Fardin Paolo, Barla Annalisa, Mosci Sofia, Rosasco Lorenzo, Verri Alessandro, Varesio Luigi
Laboratorio di Biologia Molecolare, Giannina Gaslini Institute, Largo G Gaslini 5, I-16147 Genova, Italy.
BMC Genomics. 2009 Oct 15;10:474. doi: 10.1186/1471-2164-10-474.
Gene expression signatures are clusters of genes discriminating different statuses of the cells and their definition is critical for understanding the molecular bases of diseases. The identification of a gene signature is complicated by the high dimensional nature of the data and by the genetic heterogeneity of the responding cells. The l1-l2 regularization is an embedded feature selection technique that fulfills all the desirable properties of a variable selection algorithm and has the potential to generate a specific signature even in biologically complex settings. We studied the application of this algorithm to detect the signature characterizing the transcriptional response of neuroblastoma tumor cell lines to hypoxia, a condition of low oxygen tension that occurs in the tumor microenvironment.
We determined the gene expression profile of 9 neuroblastoma cell lines cultured under normoxic and hypoxic conditions. We studied a heterogeneous set of neuroblastoma cell lines to mimic the in vivo situation and to test the robustness and validity of the l1-l2 regularization with double optimization. Analysis by hierarchical, spectral, and k-means clustering or supervised approach based on t-test analysis divided the cell lines on the bases of genetic differences. However, the disturbance of this strong transcriptional response completely masked the detection of the more subtle response to hypoxia. Different results were obtained when we applied the l1-l2 regularization framework. The algorithm distinguished the normoxic and hypoxic statuses defining signatures comprising 3 to 38 probesets, with a leave-one-out error of 17%. A consensus hypoxia signature was established setting the frequency score at 50% and the correlation parameter epsilon equal to 100. This signature is composed by 11 probesets representing 8 well characterized genes known to be modulated by hypoxia.
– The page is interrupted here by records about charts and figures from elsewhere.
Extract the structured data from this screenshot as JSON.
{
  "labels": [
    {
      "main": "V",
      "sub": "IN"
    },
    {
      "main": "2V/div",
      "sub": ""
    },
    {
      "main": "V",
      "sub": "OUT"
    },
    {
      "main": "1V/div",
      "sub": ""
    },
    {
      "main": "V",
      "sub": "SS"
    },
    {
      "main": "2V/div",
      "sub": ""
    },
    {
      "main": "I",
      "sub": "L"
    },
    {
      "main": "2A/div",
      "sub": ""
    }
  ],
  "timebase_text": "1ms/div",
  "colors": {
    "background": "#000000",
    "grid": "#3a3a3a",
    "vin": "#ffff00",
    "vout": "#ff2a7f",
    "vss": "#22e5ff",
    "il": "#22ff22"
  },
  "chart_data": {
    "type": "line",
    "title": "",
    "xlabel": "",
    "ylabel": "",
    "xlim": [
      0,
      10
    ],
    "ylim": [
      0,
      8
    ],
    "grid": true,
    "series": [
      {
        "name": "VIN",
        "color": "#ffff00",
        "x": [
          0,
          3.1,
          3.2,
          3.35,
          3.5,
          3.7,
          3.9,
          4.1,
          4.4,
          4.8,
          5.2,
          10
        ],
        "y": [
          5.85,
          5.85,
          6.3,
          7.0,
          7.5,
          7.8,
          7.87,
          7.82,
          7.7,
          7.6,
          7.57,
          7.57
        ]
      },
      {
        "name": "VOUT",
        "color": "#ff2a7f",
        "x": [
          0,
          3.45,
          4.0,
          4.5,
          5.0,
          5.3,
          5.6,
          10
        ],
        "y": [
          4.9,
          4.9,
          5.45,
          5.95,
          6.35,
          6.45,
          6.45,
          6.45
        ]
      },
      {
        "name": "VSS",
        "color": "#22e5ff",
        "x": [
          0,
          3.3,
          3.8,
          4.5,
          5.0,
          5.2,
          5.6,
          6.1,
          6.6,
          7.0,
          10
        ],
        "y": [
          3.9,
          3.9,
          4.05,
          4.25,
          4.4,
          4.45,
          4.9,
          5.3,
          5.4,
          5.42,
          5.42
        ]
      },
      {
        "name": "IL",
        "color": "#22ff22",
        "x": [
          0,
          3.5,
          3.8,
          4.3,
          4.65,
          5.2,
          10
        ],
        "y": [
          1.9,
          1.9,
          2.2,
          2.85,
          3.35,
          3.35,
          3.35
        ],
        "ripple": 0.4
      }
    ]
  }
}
We demonstrate that l1-l2 regularization outperforms more conventional approaches allowing the identification and definition of a gene expression signature under complex experimental conditions. The l1-l2 regularization and the cross validation generates an unbiased and objective output with a low classification error. We feel that the application of this algorithm to tumor biology will be instrumental to analyze gene expression signatures hidden in the transcriptome that, like hypoxia, may be major determinant of the course of the disease.
基因表达特征是区分细胞不同状态的基因簇,其定义对于理解疾病的分子基础至关重要。基因特征的识别因数据的高维性质和反应细胞的遗传异质性而变得复杂。L1-L2正则化是一种嵌入式特征选择技术,它满足变量选择算法的所有理想属性,甚至在生物学复杂的环境中也有可能生成特定的特征。我们研究了该算法在检测表征神经母细胞瘤肿瘤细胞系对缺氧(肿瘤微环境中发生的低氧张力状态)转录反应的特征方面的应用。
我们确定了在常氧和缺氧条件下培养的9种神经母细胞瘤细胞系的基因表达谱。我们研究了一组异质性的神经母细胞瘤细胞系,以模拟体内情况并测试具有双重优化的L1-L2正则化的稳健性和有效性。通过层次聚类、光谱聚类和k均值聚类或基于t检验分析的监督方法进行分析,根据遗传差异对细胞系进行了划分。然而,这种强烈转录反应的干扰完全掩盖了对缺氧更细微反应的检测。当我们应用L1-L2正则化框架时,获得了不同的结果。该算法区分了常氧和缺氧状态,定义了包含3至38个探针集的特征,留一法误差为17%。通过将频率分数设定为50%且相关参数ε等于100,建立了一个共识缺氧特征。该特征由11个探针集组成,代表8个已知受缺氧调节的特征明确的基因。
我们证明L1-L2正则化优于更传统的方法,能够在复杂的实验条件下识别和定义基因表达特征。L1-L2正则化和交叉验证产生了一个无偏且客观的输出,分类误差较低。我们认为该算法在肿瘤生物学中的应用将有助于分析隐藏在转录组中的基因表达特征,这些特征(如缺氧)可能是疾病进程的主要决定因素。